O LEITOR COME PALAVRAS

“POEMA CARNAL

Vanda Ferreira (Bugra Sarará)

Planta do pé na estrada;

Mapa do destino na palma da mão;

Mangas morcego para lúdicos vôos.

Gola boba não afrouxa arrochado nó na garganta.

Devassa o labirinto da concha de carne,

Zumbem lembranças,

Congela o túnel do carpo.

Extremos pensamentos assoreados.”

– via Orkut, em 13/08/2011.

A tentativa de se encontrar com a Poesia está clara nesse "Poema Carnal", que tem algo de criativo em linguagem e temática.
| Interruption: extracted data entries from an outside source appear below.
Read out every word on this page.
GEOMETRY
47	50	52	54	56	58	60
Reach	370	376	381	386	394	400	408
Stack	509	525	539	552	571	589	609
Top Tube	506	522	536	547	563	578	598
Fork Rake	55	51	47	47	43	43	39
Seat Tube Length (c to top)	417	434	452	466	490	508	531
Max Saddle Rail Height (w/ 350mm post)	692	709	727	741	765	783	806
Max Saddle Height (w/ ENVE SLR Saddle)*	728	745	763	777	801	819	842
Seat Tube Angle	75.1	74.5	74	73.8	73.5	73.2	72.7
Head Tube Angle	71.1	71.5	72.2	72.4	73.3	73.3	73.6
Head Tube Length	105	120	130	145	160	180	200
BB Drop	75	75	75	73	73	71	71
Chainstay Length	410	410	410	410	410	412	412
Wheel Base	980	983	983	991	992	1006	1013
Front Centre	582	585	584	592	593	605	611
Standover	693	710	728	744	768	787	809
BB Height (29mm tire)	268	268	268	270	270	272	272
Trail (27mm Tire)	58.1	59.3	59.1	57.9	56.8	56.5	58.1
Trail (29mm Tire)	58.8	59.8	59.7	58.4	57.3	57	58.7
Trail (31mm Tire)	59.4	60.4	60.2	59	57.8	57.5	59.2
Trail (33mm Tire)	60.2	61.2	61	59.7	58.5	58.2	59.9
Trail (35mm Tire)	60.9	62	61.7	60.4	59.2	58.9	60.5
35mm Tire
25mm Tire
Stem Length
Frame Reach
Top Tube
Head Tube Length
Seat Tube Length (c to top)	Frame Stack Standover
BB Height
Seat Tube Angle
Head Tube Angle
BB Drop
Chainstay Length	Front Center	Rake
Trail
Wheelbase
No entanto, está hermético em demasia – quase um enigma posto aos olhos do receptor. Vejo, com grande apreço, alguma ousadia na escolha (espontânea?) de vocábulos novos. O espiritual redimensiona o universo rural cotidiano no sítio – o ambiente de trabalho – e de pronto começa o processo pessoal de hibridização. O que me parece é que a poetisa está lendo mais nos últimos anos, sobre variados assuntos, e os vocábulos se enfileiram querendo voltar ao mundo material da realidade, em oralidade e lavratura. Sim, porque o retorno das palavras engolidas dos livros leva, no mínimo, cerca de cinco anos para voltar como peça autônoma dentro dos poemas. Na prosa voltam mais cedo, dependendo das experimentações do novato em tempo exclusivo para a Palavra. A utilização do vocábulo “CARNAL” dignifica o enigma e propõe a charada, mercê do verso “Devassa o labirinto da concha de carne,” que sugere tão estranhamente e fora de contexto, que joga a sugestão para fora do alcance do leitor comum. O adjetivo “assoreados” qualificando os “extremos pensamentos”, conduz realmente ao “assoreamento” que é, segundo o Aurélio; “obstrução, por areia ou por sedimentos quaisquer, de um rio, canal ou estuário, geralmente em conseqüência de redução da correnteza.”. Obscurece a cuca do leitor e não permite intelecção, bloqueando o sensitivo. É o preço que o criador novato paga nessa fase de intensas descobertas. Sim, porque “palavra é pra comer”, como diz Maria Bethânia. E eu me atrevo a completar: para sugerir a semente e o fruto...

– Do livro NO VENTRE DA PALAVRA, 2011.